In November 2017, the Institute for Clinical and Economic Review (ICER) was assessing a new migraine treatment option, erenumab, to determine its cost-effectiveness. The American Migraine Foundation was asked to provide ICER with migraine patient perspectives and information about the migraine experience to inform the report.

ICER’s final report will be used by insurance companies to determine whether they will cover this medicine (and other future medicines in this class), what tier the medicine will be on in insurance plans, and what types of authorization will be required. These decisions will heavily impact the access people with migraine have to this new class of medicines.
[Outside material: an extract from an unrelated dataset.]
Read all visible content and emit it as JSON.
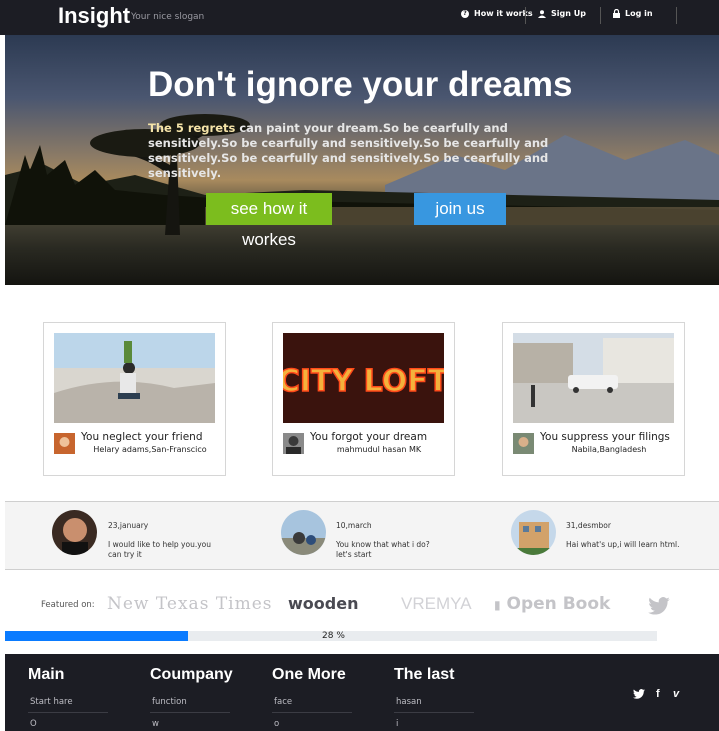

With the help of Move Against Migraine community members, our Board of Directors submitted the following comments:

“As ICER develops its Scoping Document, we emphasize the importance of keeping the patient perspective at the core of your assessment, and ask you to consider the following points:

  • There has never been a medication developed specifically to prevent migraine. There are only 4 oral medications approved for the prevention of migraine. Only one-third of those with chronic and less than 15% of episodic migraine sufferers who should be offered preventive care have received a prescription or recommendation for prevention. Of those who do receive an oral preventive medication, over 80% discontinue the medication within one year. The major reasons for discontinuation are the lack of efficacy and poor tolerability due to side effects. Many people living with migraine have tried everything available in their toolbox without relief.
  • The new class of medications – antibodies targeting calcitonin gene-related peptide (CGRP) – represent a major, indeed groundbreaking advance in the preventive treatment of migraine. The efficacy and very favorable tolerability profile of these biologics increase the likelihood that patients can adhere to and comply with the therapy and therefore receive long-term benefit and improved health care outcomes.
  • For many, migraine negatively impacts their ability to work because of employer misunderstanding, and missed days due to a lack of “sensory-free” zones in the workplace (light, noise, smells). Furthermore, people living with migraine currently and historically have been stigmatized by family and friends, resulting in damaged relationships with spouses, children, siblings, parents, and friends because of countless hospitalizations, absences in family life and cancellations
  • Many insurance plans only cover a limited quantity of medications per month, leaving patients without medication on some days, or forcing them to ration them.
  • There are not nearly enough headache specialists in the country to treat the number of people living with migraine. Therefore, most people see general neurologists or primary care physicians who may not be properly equipped to treat migraine effectively.
  • We believe the most important treatment outcomes to those living with migraine are improved quality of life and functional performance through the relief of the pervasive and disabling symptoms of migraine. 
In conclusion, the impact of migraine is complex, debilitating and far-reaching. As ICER prepares this important analysis, we urge you to consider and incorporate our input and ask that you please keep us and the larger migraine community engaged throughout each step of the process.”